Geht doch!
Freitags Wochentipp: »Tod in Berlin«
Es kommt nicht oft vor, dass man sich jenes Festival der Seichtigkeiten herbeisehnt, mit dem das ZDF am Mittwoch gern die relevante Konkurrenz der ARD konterkariert. Vorige Woche aber wäre der Mix aus »Aktenzeichen XY« und Marie Brand von Weltniveau gewesen - verglichen mit dem, was das Zweite zur besten Sendezeit lieferte: Ein Fußballspiel von PSV Eindhoven und Atlético Madrid, zwei Außenseitern der aktuellen Champions League, die nur zur Ehre einer Live-Übertragung im gebührenfinanzierten TV kamen, weil es dafür zwar Millionen bezahlt, aber nur Mittwochsspiele zeigen darf. Da die Bayern bereits tags zuvor im Einsatz waren, hatte man in Mainz also zwei Optionen: Die Zeit klug nutzen, etwa für eine Doku über die korrupte Klassengesellschaft FIFA. Oder irgendwas zeigen, Hauptsache Fußball.
Zur Belohnung gab’s magere 3,57 Millionen, die sich ein 0:0 antaten. Dann doch lieber Radio hören. Domian zum Beispiel, der bei 1Live unverdrossen die Probleme seiner somnambulen Zuhörer fortschwafelt und dabei nun reingelegt wurde, als eine Anruferin am Montag scheinbar on Air verdroschen wurde. War zwar inszeniert, aber Anlass aufgeregter Berichte. Manchmal ist das Fernsehen doch wahrhaftiger als die Wahrheit da draußen.

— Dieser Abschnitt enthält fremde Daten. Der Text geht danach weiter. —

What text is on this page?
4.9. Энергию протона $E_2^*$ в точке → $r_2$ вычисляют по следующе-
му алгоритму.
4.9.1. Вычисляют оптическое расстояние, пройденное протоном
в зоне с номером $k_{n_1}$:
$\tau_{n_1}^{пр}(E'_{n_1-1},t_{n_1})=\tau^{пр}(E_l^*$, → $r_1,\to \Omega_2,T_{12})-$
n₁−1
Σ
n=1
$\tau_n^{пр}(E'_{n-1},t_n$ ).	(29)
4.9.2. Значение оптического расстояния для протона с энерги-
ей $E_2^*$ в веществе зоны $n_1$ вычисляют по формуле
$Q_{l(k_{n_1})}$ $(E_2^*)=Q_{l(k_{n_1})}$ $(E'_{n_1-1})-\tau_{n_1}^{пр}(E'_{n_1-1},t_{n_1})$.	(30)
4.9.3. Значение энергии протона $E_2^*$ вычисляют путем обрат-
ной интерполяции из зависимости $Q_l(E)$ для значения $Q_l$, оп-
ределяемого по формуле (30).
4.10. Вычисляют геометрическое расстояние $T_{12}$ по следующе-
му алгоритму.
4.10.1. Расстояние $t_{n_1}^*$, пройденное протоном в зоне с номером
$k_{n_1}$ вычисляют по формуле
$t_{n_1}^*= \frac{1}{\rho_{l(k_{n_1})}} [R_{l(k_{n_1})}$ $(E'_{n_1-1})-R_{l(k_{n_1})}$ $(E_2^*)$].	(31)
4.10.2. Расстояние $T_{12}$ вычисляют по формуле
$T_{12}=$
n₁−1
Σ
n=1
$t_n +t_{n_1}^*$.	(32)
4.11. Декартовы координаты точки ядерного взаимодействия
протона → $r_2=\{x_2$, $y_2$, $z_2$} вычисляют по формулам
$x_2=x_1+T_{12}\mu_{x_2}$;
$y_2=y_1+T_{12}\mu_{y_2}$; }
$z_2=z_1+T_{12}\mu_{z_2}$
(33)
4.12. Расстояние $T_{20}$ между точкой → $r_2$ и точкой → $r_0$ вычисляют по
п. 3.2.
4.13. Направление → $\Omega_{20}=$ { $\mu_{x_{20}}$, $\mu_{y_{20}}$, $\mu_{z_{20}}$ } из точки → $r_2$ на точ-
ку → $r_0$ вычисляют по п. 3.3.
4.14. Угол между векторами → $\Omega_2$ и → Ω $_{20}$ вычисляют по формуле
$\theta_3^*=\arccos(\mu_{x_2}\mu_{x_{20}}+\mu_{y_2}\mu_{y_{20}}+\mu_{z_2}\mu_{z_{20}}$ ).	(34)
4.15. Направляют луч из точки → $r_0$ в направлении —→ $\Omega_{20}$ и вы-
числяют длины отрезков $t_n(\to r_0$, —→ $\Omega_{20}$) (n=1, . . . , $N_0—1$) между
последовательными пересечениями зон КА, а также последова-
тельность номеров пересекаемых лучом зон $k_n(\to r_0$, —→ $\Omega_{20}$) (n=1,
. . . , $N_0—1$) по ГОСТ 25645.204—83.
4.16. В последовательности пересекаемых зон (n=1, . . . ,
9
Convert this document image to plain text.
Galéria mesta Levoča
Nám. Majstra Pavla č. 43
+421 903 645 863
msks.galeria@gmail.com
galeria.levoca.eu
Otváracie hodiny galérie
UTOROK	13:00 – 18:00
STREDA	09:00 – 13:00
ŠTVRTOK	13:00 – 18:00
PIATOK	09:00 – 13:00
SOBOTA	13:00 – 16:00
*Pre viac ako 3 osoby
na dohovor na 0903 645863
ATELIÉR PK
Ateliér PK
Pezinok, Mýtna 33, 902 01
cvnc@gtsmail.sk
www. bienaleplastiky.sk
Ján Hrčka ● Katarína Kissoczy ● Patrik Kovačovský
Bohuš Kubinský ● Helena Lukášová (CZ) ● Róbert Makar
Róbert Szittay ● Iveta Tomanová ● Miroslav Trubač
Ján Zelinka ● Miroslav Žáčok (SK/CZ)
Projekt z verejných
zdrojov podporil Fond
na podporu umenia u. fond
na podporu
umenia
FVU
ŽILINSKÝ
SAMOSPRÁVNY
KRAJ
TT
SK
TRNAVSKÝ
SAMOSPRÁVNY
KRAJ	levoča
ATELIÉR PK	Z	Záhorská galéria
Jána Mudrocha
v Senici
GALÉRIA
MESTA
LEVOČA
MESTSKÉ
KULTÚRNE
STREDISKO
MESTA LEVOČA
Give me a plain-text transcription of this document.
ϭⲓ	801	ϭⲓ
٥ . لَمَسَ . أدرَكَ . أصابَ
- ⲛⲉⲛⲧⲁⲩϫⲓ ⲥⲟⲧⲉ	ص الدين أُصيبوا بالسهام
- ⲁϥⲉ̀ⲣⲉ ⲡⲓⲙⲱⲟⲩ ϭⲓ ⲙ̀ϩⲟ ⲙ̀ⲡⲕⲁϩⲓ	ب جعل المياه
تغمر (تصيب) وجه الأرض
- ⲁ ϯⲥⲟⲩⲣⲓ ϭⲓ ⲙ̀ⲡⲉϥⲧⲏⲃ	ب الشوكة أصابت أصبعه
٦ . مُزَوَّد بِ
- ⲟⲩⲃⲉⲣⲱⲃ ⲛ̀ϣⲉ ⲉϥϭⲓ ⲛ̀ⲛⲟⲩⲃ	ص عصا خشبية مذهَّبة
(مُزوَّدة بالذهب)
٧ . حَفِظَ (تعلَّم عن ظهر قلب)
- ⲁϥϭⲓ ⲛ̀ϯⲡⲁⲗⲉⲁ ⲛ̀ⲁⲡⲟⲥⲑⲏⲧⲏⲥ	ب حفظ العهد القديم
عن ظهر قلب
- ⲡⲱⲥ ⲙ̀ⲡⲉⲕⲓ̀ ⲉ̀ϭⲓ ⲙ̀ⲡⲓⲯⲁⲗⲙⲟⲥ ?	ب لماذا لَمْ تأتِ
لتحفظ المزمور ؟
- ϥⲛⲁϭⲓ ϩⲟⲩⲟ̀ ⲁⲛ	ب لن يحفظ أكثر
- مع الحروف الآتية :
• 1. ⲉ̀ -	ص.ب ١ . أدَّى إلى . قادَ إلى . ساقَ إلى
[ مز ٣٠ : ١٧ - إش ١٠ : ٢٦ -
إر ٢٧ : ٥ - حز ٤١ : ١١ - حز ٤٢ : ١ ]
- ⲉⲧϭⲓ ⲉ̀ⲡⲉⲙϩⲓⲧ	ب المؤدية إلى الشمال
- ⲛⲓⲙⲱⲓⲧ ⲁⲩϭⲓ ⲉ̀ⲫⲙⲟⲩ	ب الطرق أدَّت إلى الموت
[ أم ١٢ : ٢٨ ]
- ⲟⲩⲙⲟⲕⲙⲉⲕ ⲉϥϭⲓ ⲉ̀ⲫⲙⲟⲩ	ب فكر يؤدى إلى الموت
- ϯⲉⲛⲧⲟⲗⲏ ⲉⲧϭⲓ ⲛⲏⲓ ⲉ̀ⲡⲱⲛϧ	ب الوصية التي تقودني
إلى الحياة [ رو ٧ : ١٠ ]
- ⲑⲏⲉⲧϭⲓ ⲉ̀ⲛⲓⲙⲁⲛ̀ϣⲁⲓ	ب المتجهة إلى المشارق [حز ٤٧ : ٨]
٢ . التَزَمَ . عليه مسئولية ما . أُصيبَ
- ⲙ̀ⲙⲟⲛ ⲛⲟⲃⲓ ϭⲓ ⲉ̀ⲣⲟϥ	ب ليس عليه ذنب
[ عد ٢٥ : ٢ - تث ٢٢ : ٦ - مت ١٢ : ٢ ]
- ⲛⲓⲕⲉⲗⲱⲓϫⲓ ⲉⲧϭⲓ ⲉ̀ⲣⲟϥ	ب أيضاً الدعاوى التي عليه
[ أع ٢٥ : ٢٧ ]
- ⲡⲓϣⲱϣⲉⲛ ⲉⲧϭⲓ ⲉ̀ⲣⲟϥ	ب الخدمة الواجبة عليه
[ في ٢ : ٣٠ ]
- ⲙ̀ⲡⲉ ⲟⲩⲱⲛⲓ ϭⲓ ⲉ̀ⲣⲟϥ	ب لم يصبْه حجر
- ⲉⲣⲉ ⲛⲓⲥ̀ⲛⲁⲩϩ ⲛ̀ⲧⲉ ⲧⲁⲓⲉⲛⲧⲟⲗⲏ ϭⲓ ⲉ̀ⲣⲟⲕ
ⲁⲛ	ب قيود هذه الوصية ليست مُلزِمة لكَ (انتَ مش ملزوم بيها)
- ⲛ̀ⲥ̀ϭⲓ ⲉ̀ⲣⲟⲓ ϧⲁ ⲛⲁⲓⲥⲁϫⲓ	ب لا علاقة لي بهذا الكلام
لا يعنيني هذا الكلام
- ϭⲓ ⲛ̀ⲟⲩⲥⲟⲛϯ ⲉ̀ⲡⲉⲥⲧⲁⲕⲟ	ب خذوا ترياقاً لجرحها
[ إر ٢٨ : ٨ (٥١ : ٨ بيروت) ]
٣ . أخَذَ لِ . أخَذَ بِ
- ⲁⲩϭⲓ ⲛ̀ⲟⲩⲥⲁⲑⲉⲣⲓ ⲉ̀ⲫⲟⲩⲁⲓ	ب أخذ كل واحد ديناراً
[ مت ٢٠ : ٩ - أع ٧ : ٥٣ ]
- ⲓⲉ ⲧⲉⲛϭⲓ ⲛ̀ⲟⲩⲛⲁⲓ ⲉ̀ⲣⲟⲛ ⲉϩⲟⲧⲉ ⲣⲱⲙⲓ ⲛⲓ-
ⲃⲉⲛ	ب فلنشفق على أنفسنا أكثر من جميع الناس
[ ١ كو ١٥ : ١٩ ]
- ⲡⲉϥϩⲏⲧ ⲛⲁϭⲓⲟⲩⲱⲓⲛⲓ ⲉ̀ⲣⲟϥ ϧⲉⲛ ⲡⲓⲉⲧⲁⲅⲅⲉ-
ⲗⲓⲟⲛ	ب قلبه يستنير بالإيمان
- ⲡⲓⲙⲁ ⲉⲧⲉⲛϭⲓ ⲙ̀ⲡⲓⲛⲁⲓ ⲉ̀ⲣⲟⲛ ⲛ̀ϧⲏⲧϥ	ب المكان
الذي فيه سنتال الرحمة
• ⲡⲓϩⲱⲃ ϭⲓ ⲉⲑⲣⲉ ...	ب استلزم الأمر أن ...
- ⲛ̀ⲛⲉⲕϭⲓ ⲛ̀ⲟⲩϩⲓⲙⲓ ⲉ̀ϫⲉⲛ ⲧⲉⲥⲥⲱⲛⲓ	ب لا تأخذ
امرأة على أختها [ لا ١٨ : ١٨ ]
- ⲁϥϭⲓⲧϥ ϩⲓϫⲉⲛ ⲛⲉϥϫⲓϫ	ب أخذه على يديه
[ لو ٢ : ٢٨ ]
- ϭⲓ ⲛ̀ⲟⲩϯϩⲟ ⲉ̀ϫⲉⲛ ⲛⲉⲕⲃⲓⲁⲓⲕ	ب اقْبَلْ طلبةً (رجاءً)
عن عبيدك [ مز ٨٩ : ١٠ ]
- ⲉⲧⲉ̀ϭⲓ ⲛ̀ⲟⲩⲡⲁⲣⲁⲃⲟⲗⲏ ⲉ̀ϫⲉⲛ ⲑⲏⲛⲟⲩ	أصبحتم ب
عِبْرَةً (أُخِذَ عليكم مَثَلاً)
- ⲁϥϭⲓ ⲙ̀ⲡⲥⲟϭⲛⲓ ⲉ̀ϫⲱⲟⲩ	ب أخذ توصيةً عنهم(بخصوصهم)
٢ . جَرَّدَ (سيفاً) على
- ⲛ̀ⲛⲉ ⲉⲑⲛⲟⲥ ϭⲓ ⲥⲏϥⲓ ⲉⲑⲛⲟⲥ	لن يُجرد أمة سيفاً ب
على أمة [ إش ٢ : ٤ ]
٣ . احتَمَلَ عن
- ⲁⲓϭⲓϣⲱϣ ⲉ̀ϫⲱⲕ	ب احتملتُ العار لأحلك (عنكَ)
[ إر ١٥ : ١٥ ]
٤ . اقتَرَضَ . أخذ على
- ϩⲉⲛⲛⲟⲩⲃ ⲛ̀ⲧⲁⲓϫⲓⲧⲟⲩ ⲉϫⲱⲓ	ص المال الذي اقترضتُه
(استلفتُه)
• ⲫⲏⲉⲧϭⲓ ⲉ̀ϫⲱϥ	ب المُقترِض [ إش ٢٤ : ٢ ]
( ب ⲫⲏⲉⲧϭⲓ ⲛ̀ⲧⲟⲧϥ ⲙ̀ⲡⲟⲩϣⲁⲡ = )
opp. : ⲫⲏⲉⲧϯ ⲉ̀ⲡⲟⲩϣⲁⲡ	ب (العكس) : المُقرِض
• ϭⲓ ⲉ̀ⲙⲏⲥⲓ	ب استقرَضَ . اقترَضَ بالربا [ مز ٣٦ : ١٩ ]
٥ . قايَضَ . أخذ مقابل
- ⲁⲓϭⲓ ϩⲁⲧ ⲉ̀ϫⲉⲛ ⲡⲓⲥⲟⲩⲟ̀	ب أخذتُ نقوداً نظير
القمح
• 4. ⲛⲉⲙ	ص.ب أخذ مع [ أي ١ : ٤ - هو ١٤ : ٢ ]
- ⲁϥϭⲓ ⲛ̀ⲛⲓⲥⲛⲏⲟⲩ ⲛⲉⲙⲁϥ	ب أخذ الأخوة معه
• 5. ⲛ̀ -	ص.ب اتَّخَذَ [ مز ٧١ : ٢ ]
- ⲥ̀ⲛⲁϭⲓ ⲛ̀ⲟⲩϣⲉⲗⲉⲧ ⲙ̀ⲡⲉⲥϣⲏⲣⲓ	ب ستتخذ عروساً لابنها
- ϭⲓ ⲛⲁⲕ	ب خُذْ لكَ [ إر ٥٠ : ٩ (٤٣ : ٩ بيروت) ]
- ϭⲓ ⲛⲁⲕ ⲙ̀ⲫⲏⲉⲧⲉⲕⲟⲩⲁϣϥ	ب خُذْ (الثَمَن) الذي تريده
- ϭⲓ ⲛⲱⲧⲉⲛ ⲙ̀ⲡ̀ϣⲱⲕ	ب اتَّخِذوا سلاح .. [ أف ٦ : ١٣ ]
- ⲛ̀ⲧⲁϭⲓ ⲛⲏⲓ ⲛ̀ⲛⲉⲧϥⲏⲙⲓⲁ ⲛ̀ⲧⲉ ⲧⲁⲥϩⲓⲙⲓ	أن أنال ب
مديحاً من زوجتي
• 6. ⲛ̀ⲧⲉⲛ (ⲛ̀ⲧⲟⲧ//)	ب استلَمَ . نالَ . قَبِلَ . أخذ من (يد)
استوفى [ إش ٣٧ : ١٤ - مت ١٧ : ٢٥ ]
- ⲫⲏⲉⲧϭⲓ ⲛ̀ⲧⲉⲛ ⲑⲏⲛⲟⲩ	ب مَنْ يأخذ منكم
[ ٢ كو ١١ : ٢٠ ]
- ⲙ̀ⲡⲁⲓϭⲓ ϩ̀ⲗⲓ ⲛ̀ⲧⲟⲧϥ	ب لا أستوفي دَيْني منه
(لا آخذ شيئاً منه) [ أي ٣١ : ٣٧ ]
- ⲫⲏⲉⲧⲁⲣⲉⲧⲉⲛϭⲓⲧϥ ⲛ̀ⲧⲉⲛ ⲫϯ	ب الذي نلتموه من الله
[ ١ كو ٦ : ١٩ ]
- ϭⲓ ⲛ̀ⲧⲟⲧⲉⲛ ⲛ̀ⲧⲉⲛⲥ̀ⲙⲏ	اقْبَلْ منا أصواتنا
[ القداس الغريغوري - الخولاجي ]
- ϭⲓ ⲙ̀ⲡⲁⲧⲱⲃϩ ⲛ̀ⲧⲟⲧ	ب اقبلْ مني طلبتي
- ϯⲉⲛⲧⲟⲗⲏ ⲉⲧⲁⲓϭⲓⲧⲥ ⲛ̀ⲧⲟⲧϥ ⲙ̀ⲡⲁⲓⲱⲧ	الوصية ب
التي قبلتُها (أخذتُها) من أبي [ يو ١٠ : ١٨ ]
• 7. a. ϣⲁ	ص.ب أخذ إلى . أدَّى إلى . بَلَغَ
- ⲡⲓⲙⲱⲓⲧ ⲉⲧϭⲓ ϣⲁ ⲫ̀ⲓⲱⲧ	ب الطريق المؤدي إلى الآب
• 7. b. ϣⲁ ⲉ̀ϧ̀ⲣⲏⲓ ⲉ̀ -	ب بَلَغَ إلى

Meist jedoch ist es - zumal hierzulande - so artifiziell, dass einheimische Schauspieler ständig in alle Welt geschickt werden, um dort als ortsansässige Kommissare in fließendem Deutsch unter Ausländern (die dann ja Inländer sind) mit inländischem (also irgendwie, äh, deutschem) Akzent Mordfälle zu lösen. Solche Figuren sind in Bozen, Jerusalem, Athen, Venedig oder Istanbul tätig, bald kommen Island, Kroatien, Zürich hinzu, zwischendurch geht es ab Donnerstag im Ersten nach Tel Aviv, wohin die Berliner Jüdin Sara Stein unter der Regie von Matthias Tiefenbach emigriert.
Allerdings erst, nachdem sie im ersten Teil einen »Tod in Berlin« aufklärt, den eine israelische DJane namens Tamar vor einer Hipster-Disco erleidet, wofür reflexhaft ihr palästinensischer Freund verdächtigt wird, was den Nahostkonflikt in jene Stadt importiert, die zum Anziehungspunkt junger Israelis wie der schönen Tamer geworden ist. Noch ein klischeebeladener Städte-Krimi mit Urlaubskatalogpotenzial also? Nix da! Trotz des aufdringlichen (und zu Beginn sachlich falschen) Titels, ist »Der Tel-Aviv-Krimi« eine wohltuende Ausnahme im Krimieinerlei.
Verhandelt wird nämlich zunächst weniger der Todesfall als die Identitätssuche diverser Protagonisten, allen voran der ermittelnden Polizistin Sara, hinreißend ungeschminkt gespielt von Katharina Lorenz, die nicht nur eine der schönsten, sondern auch der talentiertesten Schauspielerinnen im Land ist. Den Rest erledigt Holly Fink, dessen Kamera beide Städte (es gibt dann doch noch einen Abstecher nach Tel Aviv) mit zurückhaltender Intensität ausleuchtet. Israelis sprechen übrigens Hebräisch, Palästinenser Arabisch und Sara lernt vorm Umzug ins Heilige Land erst einmal die Landessprache. Geht doch!